The district alleges that Gastelum's firm approved a payment to Katbi's company for work it had not performed.

"If it is true they submitted false claims in order to be paid for work that wasn't done, that is clearly a crime," Huntsman said.

Gastelum, a former Los Angeles City Hall lobbyist and prominent political fundraiser, denied any misconduct. "I look forward to cooperating with their investigation," he said in a phone interview.

Katbi was unaware of the inquiry and could not comment, a spokeswoman said.

Citing the billing questions and other alleged irregularities, the college district is seeking to terminate a construction management contract with Gastelum's company, Gateway Science and Engineering of Pasadena, and to sever ties to Katbi's construction firm, FTR International of Irvine.

Miguel Santiago, president of the college board, said the district will work with prosecutors.

Voters approved funding for a massive rebuilding campaign across the community college district's nine aging campuses in three bond measures beginning in 2001. The Times, in a six-part series published earlier this year, reported that tens of millions of construction dollars had been squandered on frivolous spending, shoddy workmanship and poor planning.

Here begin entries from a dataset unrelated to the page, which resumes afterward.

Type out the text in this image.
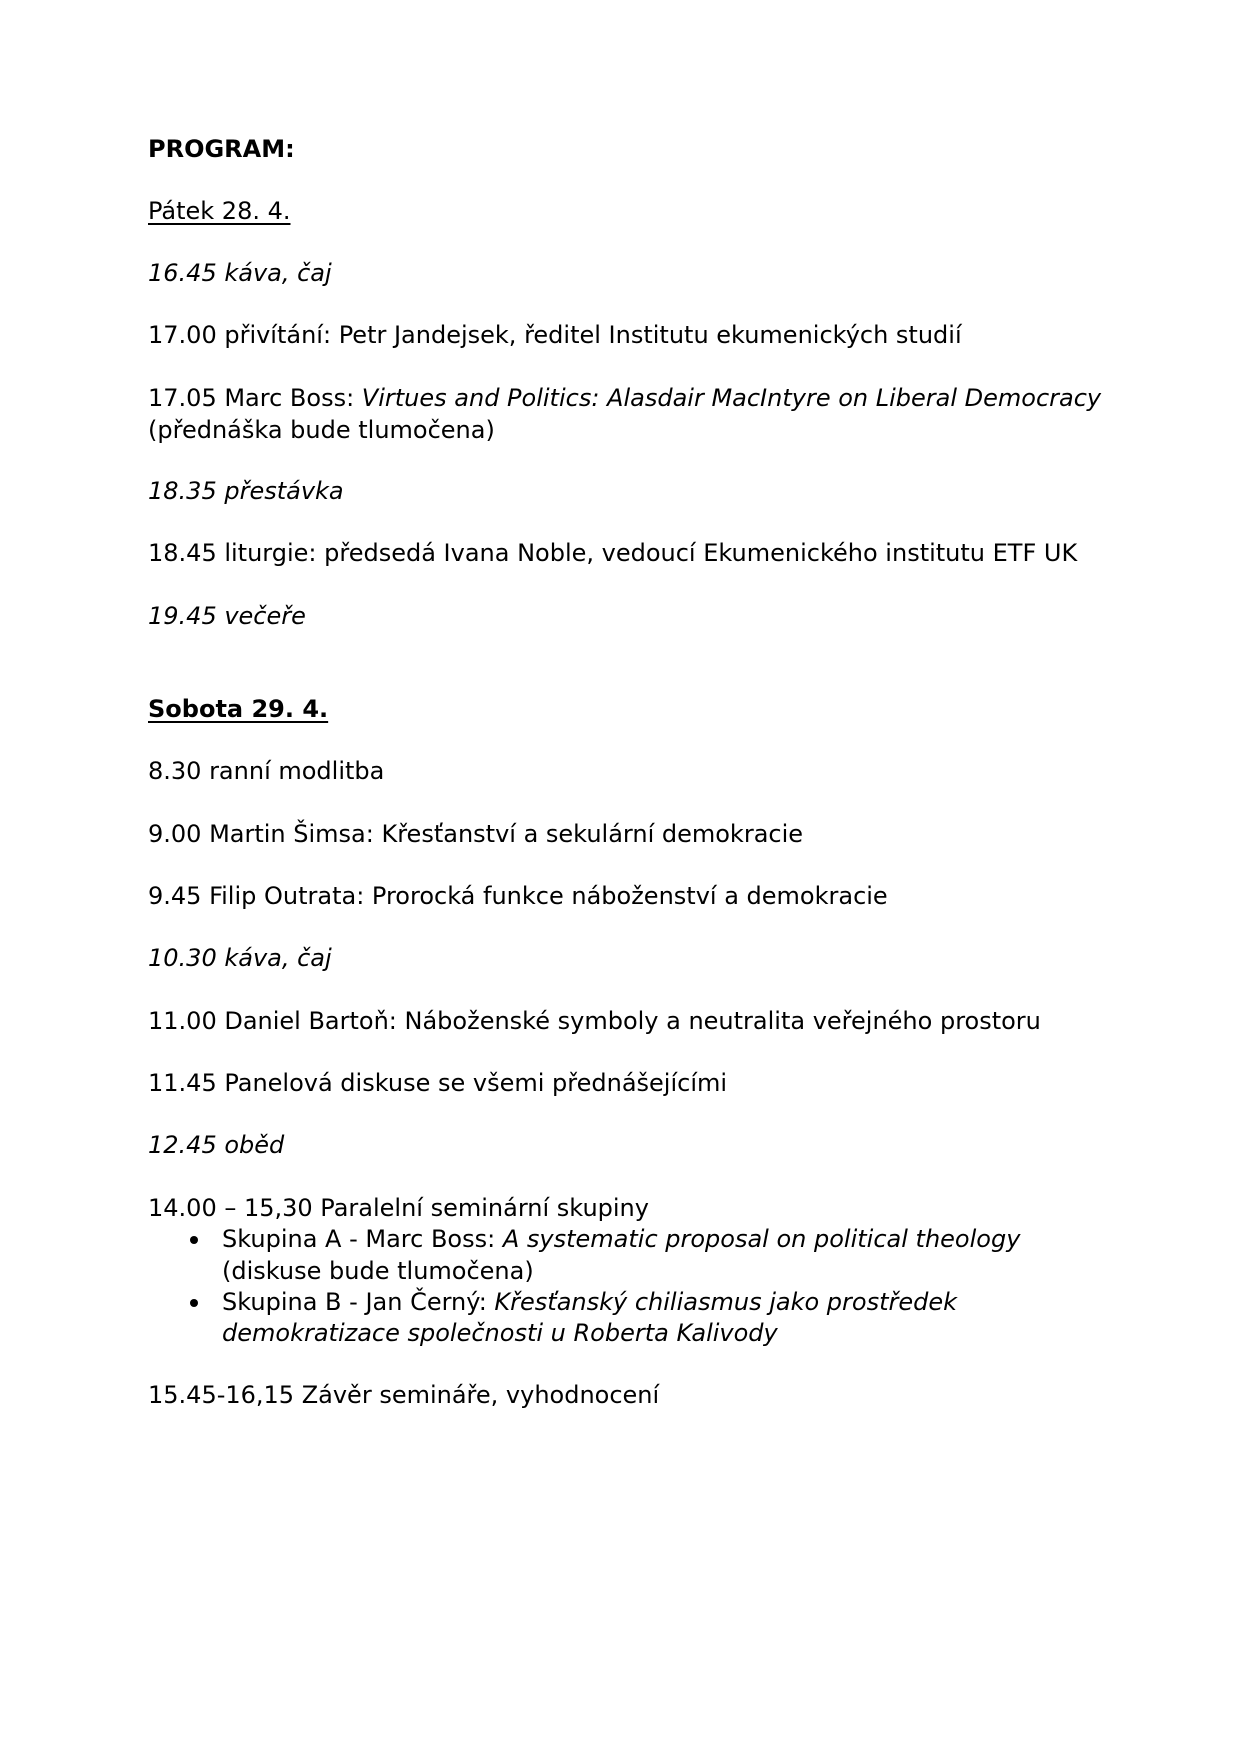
PROGRAM:
Pátek 28. 4.
16.45 káva, čaj
17.00 přivítání: Petr Jandejsek, ředitel Institutu ekumenických studií
17.05 Marc Boss: Virtues and Politics: Alasdair MacIntyre on Liberal Democracy
(přednáška bude tlumočena)
18.35 přestávka
18.45 liturgie: předsedá Ivana Noble, vedoucí Ekumenického institutu ETF UK
19.45 večeře
Sobota 29. 4.
8.30 ranní modlitba
9.00 Martin Šimsa: Křesťanství a sekulární demokracie
9.45 Filip Outrata: Prorocká funkce náboženství a demokracie
10.30 káva, čaj
11.00 Daniel Bartoň: Náboženské symboly a neutralita veřejného prostoru
11.45 Panelová diskuse se všemi přednášejícími
12.45 oběd
14.00 – 15,30 Paralelní seminární skupiny
Skupina A - Marc Boss: A systematic proposal on political theology
(diskuse bude tlumočena)
Skupina B - Jan Černý: Křesťanský chiliasmus jako prostředek
demokratizace společnosti u Roberta Kalivody
15.45-16,15 Závěr semináře, vyhodnocení
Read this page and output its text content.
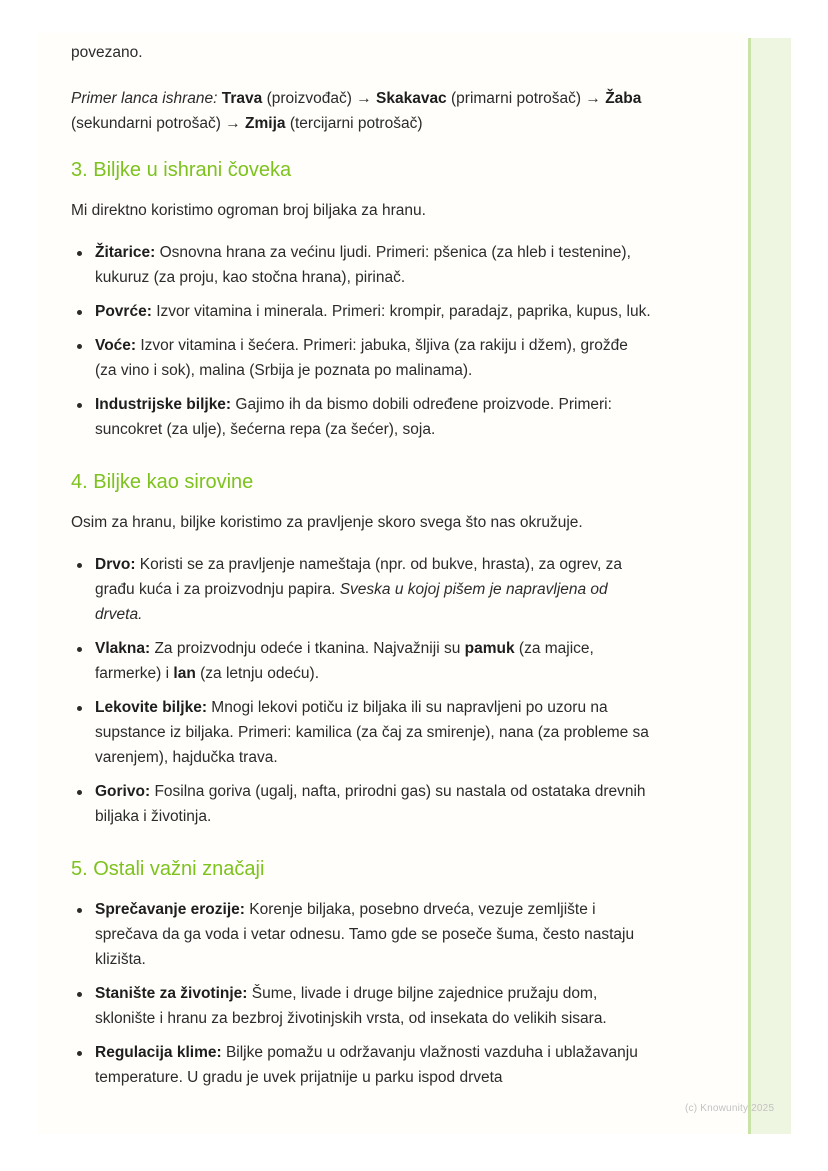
povezano.

Primer lanca ishrane: Trava (proizvođač) → Skakavac (primarni potrošač) → Žaba (sekundarni potrošač) → Zmija (tercijarni potrošač)

3. Biljke u ishrani čoveka

Mi direktno koristimo ogroman broj biljaka za hranu.

Žitarice: Osnovna hrana za većinu ljudi. Primeri: pšenica (za hleb i testenine), kukuruz (za proju, kao stočna hrana), pirinač.
Povrće: Izvor vitamina i minerala. Primeri: krompir, paradajz, paprika, kupus, luk.
Voće: Izvor vitamina i šećera. Primeri: jabuka, šljiva (za rakiju i džem), grožđe (za vino i sok), malina (Srbija je poznata po malinama).
Industrijske biljke: Gajimo ih da bismo dobili određene proizvode. Primeri: suncokret (za ulje), šećerna repa (za šećer), soja.
4. Biljke kao sirovine

Osim za hranu, biljke koristimo za pravljenje skoro svega što nas okružuje.

Drvo: Koristi se za pravljenje nameštaja (npr. od bukve, hrasta), za ogrev, za građu kuća i za proizvodnju papira. Sveska u kojoj pišem je napravljena od drveta.
Vlakna: Za proizvodnju odeće i tkanina. Najvažniji su pamuk (za majice, farmerke) i lan (za letnju odeću).
Lekovite biljke: Mnogi lekovi potiču iz biljaka ili su napravljeni po uzoru na supstance iz biljaka. Primeri: kamilica (za čaj za smirenje), nana (za probleme sa varenjem), hajdučka trava.
Gorivo: Fosilna goriva (ugalj, nafta, prirodni gas) su nastala od ostataka drevnih biljaka i životinja.
5. Ostali važni značaji
Sprečavanje erozije: Korenje biljaka, posebno drveća, vezuje zemljište i sprečava da ga voda i vetar odnesu. Tamo gde se poseče šuma, često nastaju klizišta.
Stanište za životinje: Šume, livade i druge biljne zajednice pružaju dom, sklonište i hranu za bezbroj životinjskih vrsta, od insekata do velikih sisara.
Regulacija klime: Biljke pomažu u održavanju vlažnosti vazduha i ublažavanju temperature. U gradu je uvek prijatnije u parku ispod drveta
(c) Knowunity 2025
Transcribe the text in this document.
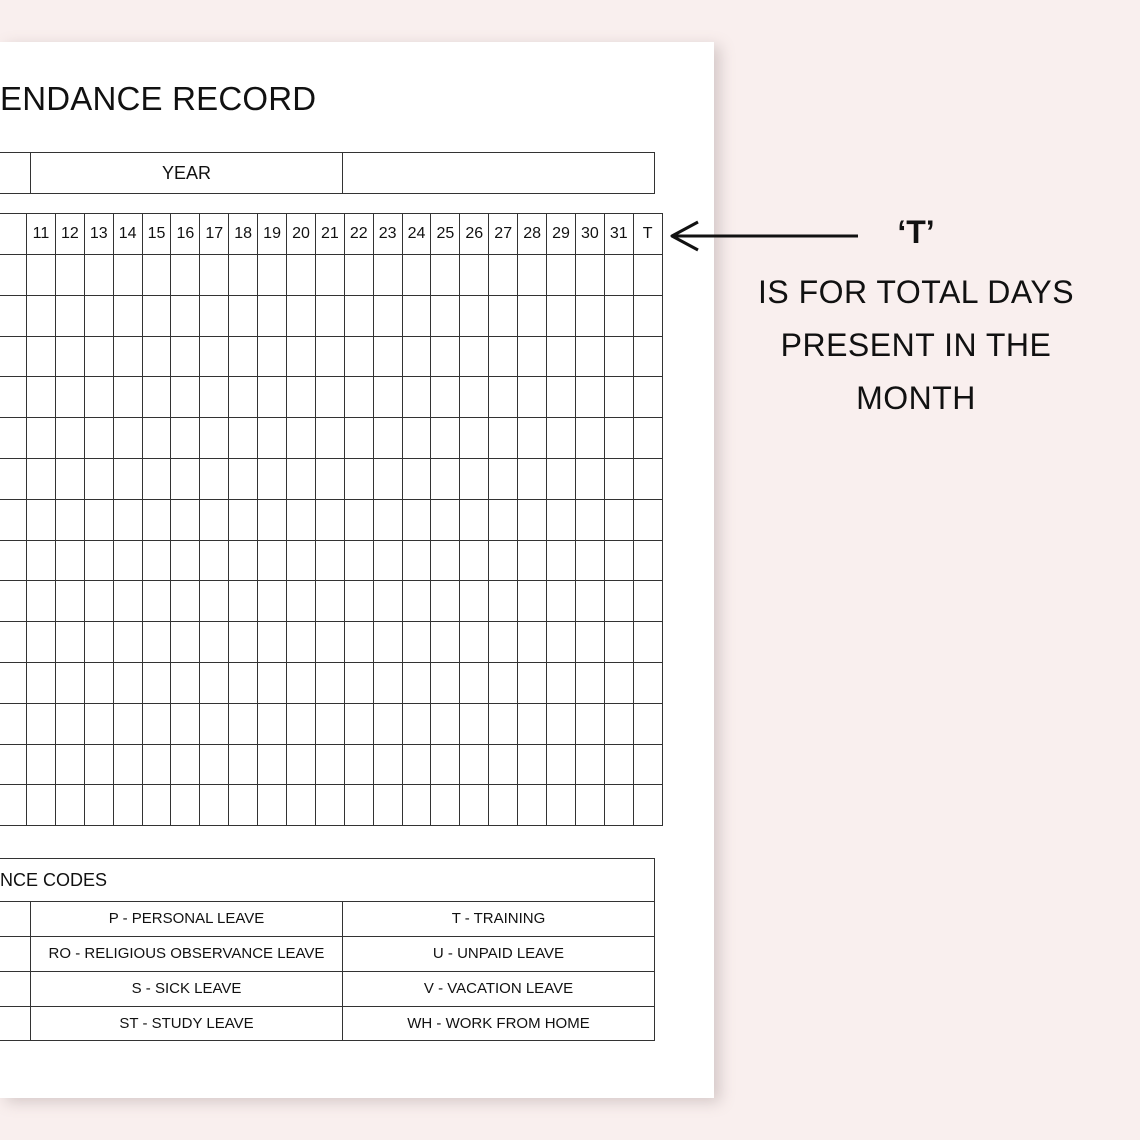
ENDANCE RECORD
YEAR
	11	12	13	14	15	16	17	18	19	20	21	22	23	24	25	26	27	28	29	30	31	T

NCE CODES
P - PERSONAL LEAVE	T - TRAINING
RO - RELIGIOUS OBSERVANCE LEAVE	U - UNPAID LEAVE
S - SICK LEAVE	V - VACATION LEAVE
ST - STUDY LEAVE	WH - WORK FROM HOME
‘T’
IS FOR TOTAL DAYS
PRESENT IN THE
MONTH
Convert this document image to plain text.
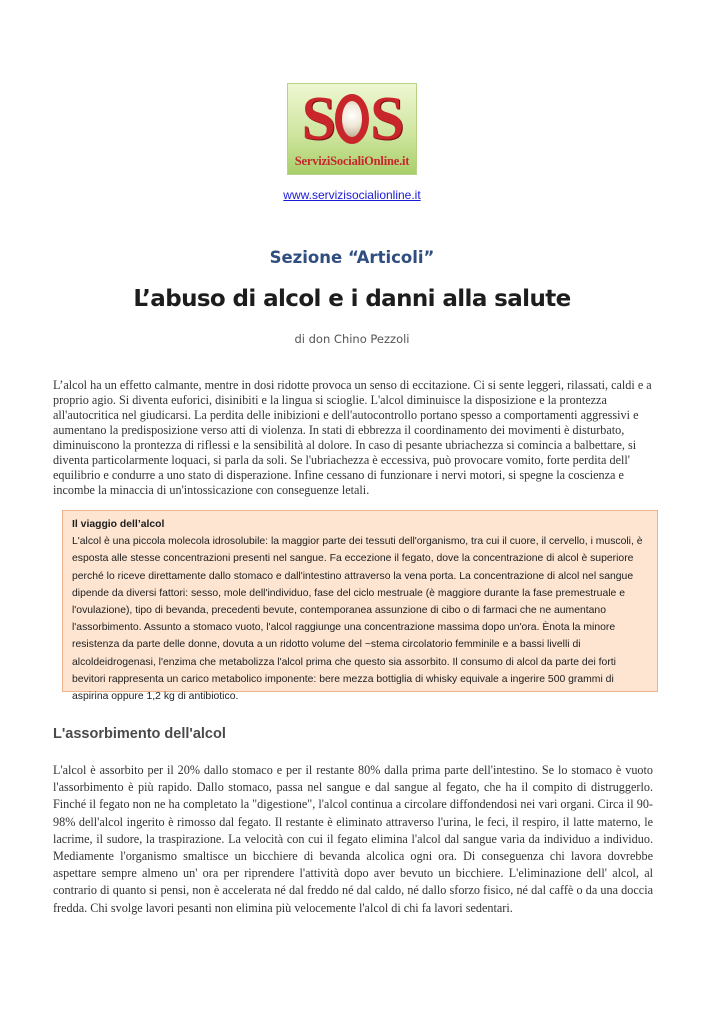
S S
ServiziSocialiOnline.it
www.servizisocialionline.it
Sezione “Articoli”
L’abuso di alcol e i danni alla salute
di don Chino Pezzoli

L’alcol ha un effetto calmante, mentre in dosi ridotte provoca un senso di eccitazione. Ci si sente leggeri, rilassati, caldi e a proprio agio. Si diventa euforici, disinibiti e la lingua si scioglie. L'alcol diminuisce la disposizione e la prontezza all'autocritica nel giudicarsi. La perdita delle inibizioni e dell'autocontrollo portano spesso a comportamenti aggressivi e aumentano la predisposizione verso atti di violenza. In stati di ebbrezza il coordinamento dei movimenti è disturbato, diminuiscono la prontezza di riflessi e la sensibilità al dolore. In caso di pesante ubriachezza si comincia a balbettare, si diventa particolarmente loquaci, si parla da soli. Se l'ubriachezza è eccessiva, può provocare vomito, forte perdita dell' equilibrio e condurre a uno stato di disperazione. Infine cessano di funzionare i nervi motori, si spegne la coscienza e incombe la minaccia di un'intossicazione con conseguenze letali.

Il viaggio dell’alcol

L'alcol è una piccola molecola idrosolubile: la maggior parte dei tessuti dell'organismo, tra cui il cuore, il cervello, i muscoli, è esposta alle stesse concentrazioni presenti nel sangue. Fa eccezione il fegato, dove la concentrazione di alcol è superiore perché lo riceve direttamente dallo stomaco e dall'intestino attraverso la vena porta. La concentrazione di alcol nel sangue dipende da diversi fattori: sesso, mole dell'individuo, fase del ciclo mestruale (è maggiore durante la fase premestruale e l'ovulazione), tipo di bevanda, precedenti bevute, contemporanea assunzione di cibo o di farmaci che ne aumentano l'assorbimento. Assunto a stomaco vuoto, l'alcol raggiunge una concentrazione massima dopo un'ora. Ènota la minore resistenza da parte delle donne, dovuta a un ridotto volume del ~stema circolatorio femminile e a bassi livelli di alcoldeidrogenasi, l'enzima che metabolizza l'alcol prima che questo sia assorbito. Il consumo di alcol da parte dei forti bevitori rappresenta un carico metabolico imponente: bere mezza bottiglia di whisky equivale a ingerire 500 grammi di aspirina oppure 1,2 kg di antibiotico.

L'assorbimento dell'alcol

L'alcol è assorbito per il 20% dallo stomaco e per il restante 80% dalla prima parte dell'intestino. Se lo stomaco è vuoto l'assorbimento è più rapido. Dallo stomaco, passa nel sangue e dal sangue al fegato, che ha il compito di distruggerlo. Finché il fegato non ne ha completato la "digestione", l'alcol continua a circolare diffondendosi nei vari organi. Circa il 90-98% dell'alcol ingerito è rimosso dal fegato. Il restante è eliminato attraverso l'urina, le feci, il respiro, il latte materno, le lacrime, il sudore, la traspirazione. La velocità con cui il fegato elimina l'alcol dal sangue varia da individuo a individuo. Mediamente l'organismo smaltisce un bicchiere di bevanda alcolica ogni ora. Di conseguenza chi lavora dovrebbe aspettare sempre almeno un' ora per riprendere l'attività dopo aver bevuto un bicchiere. L'eliminazione dell' alcol, al contrario di quanto si pensi, non è accelerata né dal freddo né dal caldo, né dallo sforzo fisico, né dal caffè o da una doccia fredda. Chi svolge lavori pesanti non elimina più velocemente l'alcol di chi fa lavori sedentari.
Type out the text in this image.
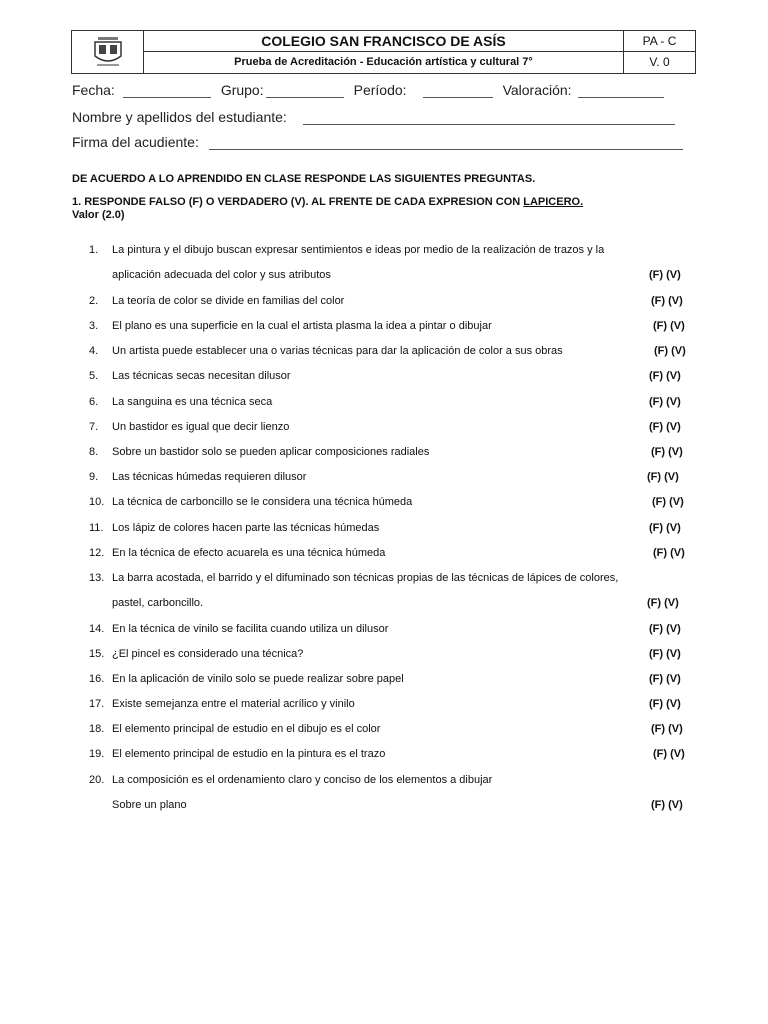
COLEGIO SAN FRANCISCO DE ASÍS
Prueba de Acreditación - Educación artística y cultural 7°
PA - C
V. 0
Fecha:	Grupo:	Período:	Valoración:
Nombre y apellidos del estudiante:
Firma del acudiente:
DE ACUERDO A LO APRENDIDO EN CLASE RESPONDE LAS SIGUIENTES PREGUNTAS.
1. RESPONDE FALSO (F) O VERDADERO (V). AL FRENTE DE CADA EXPRESION CON LAPICERO.
Valor (2.0)
1.	La pintura y el dibujo buscan expresar sentimientos e ideas por medio de la realización de trazos y la
aplicación adecuada del color y sus atributos	(F) (V)
2.	La teoría de color se divide en familias del color	(F) (V)
3.	El plano es una superficie en la cual el artista plasma la idea a pintar o dibujar	(F) (V)
4.	Un artista puede establecer una o varias técnicas para dar la aplicación de color a sus obras	(F) (V)
5.	Las técnicas secas necesitan dilusor	(F) (V)
6.	La sanguina es una técnica seca	(F) (V)
7.	Un bastidor es igual que decir lienzo	(F) (V)
8.	Sobre un bastidor solo se pueden aplicar composiciones radiales	(F) (V)
9.	Las técnicas húmedas requieren dilusor	(F) (V)
10. La técnica de carboncillo se le considera una técnica húmeda	(F) (V)
11. Los lápiz de colores hacen parte las técnicas húmedas	(F) (V)
12. En la técnica de efecto acuarela es una técnica húmeda	(F) (V)
13. La barra acostada, el barrido y el difuminado son técnicas propias de las técnicas de lápices de colores,
pastel, carboncillo.	(F) (V)
14. En la técnica de vinilo se facilita cuando utiliza un dilusor	(F) (V)
15. ¿El pincel es considerado una técnica?	(F) (V)
16. En la aplicación de vinilo solo se puede realizar sobre papel	(F) (V)
17. Existe semejanza entre el material acrílico y vinilo	(F) (V)
18. El elemento principal de estudio en el dibujo es el color	(F) (V)
19. El elemento principal de estudio en la pintura es el trazo	(F) (V)
20. La composición es el ordenamiento claro y conciso de los elementos a dibujar
Sobre un plano	(F) (V)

The program is nearing the halfway mark, with 149 projects completed, including science labs, computer centers and classroom buildings, the district reported this fall. Nearly $3 billion remains in the building fund, and 184 more projects are scheduled over the next four years.

Gateway, which has managed public works projects across Southern California, oversees $450 million in construction at Mission College, including an athletic center built by FTR.

After Times reporters asked the district questions about some of FTR's bills, the inspector general accused FTR of submitting the allegedly fraudulent claim and faulted Gateway for approving it.

The district has also accused Gateway of mismanagement and poor judgment at Mission College and FTR of shoddy workmanship on a science complex at Valley College in Valley Glen.